High resolution on Amiga was interlaced and required a scan doubler to be tolerable. Reading MSDOS formatted floppies required special software. DTP and other productivity software tended to find their way to the ST first. Atari made a rock bottom price cheap laser printer. The total package price for a 1Mb ST + high res monitor was lower than anything Commodore ever offered, and far lower than anything Apple offered, but still got you an 8mhz 68000, a GUI, MIDI ports, etc.
I always try to say: the competition for the ST was the Mac and a PC, not the Amiga. Different market segment. Yes, on a low-res colour monitor many people purchased the ST as a games machine, but it wasn't great for that, really. It was a cheap productivity machine, "power without the price". More memory and more Mhz per dollar than anything else out at the time. And that's the segment Tramiel was targeting, he was going after the Mac ("computers for the masses, not for the classes.").
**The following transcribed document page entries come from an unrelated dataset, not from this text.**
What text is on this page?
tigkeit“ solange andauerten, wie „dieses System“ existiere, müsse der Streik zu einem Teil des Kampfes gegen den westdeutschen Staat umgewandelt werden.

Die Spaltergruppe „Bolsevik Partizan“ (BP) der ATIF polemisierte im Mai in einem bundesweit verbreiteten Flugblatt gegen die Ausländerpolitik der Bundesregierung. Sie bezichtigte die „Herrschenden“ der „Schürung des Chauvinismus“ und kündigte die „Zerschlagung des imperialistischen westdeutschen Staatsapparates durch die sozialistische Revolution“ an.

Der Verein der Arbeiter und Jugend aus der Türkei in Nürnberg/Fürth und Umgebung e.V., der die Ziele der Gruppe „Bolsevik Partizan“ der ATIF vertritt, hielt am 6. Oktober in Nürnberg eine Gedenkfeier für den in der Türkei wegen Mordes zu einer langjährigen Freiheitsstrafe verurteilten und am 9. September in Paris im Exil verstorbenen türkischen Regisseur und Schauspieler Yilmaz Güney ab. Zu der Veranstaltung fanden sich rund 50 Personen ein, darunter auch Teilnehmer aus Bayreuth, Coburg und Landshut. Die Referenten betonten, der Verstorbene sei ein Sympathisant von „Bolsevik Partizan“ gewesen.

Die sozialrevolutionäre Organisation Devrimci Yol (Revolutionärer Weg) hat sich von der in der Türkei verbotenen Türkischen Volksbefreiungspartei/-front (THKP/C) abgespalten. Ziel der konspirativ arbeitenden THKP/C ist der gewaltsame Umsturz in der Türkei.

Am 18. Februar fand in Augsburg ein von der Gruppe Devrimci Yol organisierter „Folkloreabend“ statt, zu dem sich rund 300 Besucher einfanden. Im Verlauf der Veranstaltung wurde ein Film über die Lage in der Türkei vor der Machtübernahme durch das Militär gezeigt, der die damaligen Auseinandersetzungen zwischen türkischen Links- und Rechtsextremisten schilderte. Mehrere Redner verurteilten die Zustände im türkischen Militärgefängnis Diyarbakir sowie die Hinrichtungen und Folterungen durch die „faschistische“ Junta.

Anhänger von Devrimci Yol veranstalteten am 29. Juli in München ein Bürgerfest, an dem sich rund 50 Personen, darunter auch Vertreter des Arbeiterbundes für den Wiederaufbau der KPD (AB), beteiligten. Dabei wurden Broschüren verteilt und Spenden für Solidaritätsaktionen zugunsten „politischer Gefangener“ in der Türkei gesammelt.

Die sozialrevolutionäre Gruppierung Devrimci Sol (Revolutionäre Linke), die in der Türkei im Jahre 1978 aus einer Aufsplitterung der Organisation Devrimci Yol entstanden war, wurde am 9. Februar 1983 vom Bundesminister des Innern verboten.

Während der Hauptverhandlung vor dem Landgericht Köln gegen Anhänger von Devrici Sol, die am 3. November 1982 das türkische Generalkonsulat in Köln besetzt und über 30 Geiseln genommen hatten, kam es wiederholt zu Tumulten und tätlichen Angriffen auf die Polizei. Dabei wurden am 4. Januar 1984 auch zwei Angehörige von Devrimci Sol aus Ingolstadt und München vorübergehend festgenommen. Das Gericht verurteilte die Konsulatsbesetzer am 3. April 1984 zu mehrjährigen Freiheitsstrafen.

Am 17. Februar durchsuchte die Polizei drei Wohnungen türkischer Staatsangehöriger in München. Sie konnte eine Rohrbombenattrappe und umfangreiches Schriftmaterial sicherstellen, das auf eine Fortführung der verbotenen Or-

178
The "Jackintosh"
For MIDI sequencing, there's no comparison. The breadth of software on the ST was far beyond anything on the Amiga and some giants of the current DAW software market like Cubase and Logic got their start there.
And honestly, while onboard sampled sound generation on the Amiga was better than its competition, that's kind of a dubious distinction when we're talking about grainy low-bitrate 28khz 8 bit audio. Not exactly CD quality. Within a few years it was outdated relative to what you could get on a commodity PC ISA sound card.